President The Coordinating Committee of Woman Parliemntary of Interparliementary Union (IPU) itu menyebutkan, di negara-negara lain, peran perempuan baik di legislatif, eksekutif dan yudikatif sudah banyak.
Ia mencontohkan, parlemen di negara Mazambiq dan Tanzania dipimpin oleh perempuan.
"Di seluruh dunia, sembilan politisi perempuan menjadi kepala negara dan 13 tokoh perempuan menjadi Kepala Pemerintahan (head of goverments)," kata Nurhayati.
Sementara di negara-negara Arab juga mengalami peningkatan dan penguatan peran politik perempuan.
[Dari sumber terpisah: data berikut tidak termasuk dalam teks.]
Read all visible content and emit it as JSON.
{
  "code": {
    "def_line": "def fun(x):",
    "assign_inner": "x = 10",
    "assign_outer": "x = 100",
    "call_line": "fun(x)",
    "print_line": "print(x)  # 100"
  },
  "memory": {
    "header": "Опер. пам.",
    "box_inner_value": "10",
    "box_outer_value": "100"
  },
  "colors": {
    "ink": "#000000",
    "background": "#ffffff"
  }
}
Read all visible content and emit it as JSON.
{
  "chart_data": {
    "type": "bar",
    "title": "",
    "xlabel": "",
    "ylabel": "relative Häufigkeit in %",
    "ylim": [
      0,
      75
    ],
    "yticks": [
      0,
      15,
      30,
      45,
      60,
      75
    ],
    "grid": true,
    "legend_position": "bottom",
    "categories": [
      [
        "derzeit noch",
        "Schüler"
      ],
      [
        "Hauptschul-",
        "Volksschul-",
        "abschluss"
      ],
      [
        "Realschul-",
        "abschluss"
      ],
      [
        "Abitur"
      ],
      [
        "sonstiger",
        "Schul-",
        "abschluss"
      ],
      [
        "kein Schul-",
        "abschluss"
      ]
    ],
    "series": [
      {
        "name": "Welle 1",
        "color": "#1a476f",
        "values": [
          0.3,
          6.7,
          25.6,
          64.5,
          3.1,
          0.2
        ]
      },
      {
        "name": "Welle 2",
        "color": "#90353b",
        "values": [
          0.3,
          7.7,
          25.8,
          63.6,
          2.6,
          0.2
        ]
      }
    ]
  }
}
"Jika tahun 1995 hanyak 4,3 persen keterwakilan perempuannya, maka tahun 2009 menjadi 9,5 persen. Di antaranya Sudan, Mesir dan Iran. Hanya Qatar yang belum memiliki wakil parlemen perempuan di Timur Tengah," kata dia.
Namun, Ketua DPP Partai Demokrat Urusan Luar Negeri itu mengatakan, di Amerika Serikat yang memiliki tingkat kesadaran dan kesetaraan politik yang tinggipun mengalami penurunan jumlah perempuan di parlemen.
"Partai Demokrat yang menominasikan 70 persen kandidat perempuan mengalami banyak kekalahan kursi mereka di Kongres," kata Nurhayati.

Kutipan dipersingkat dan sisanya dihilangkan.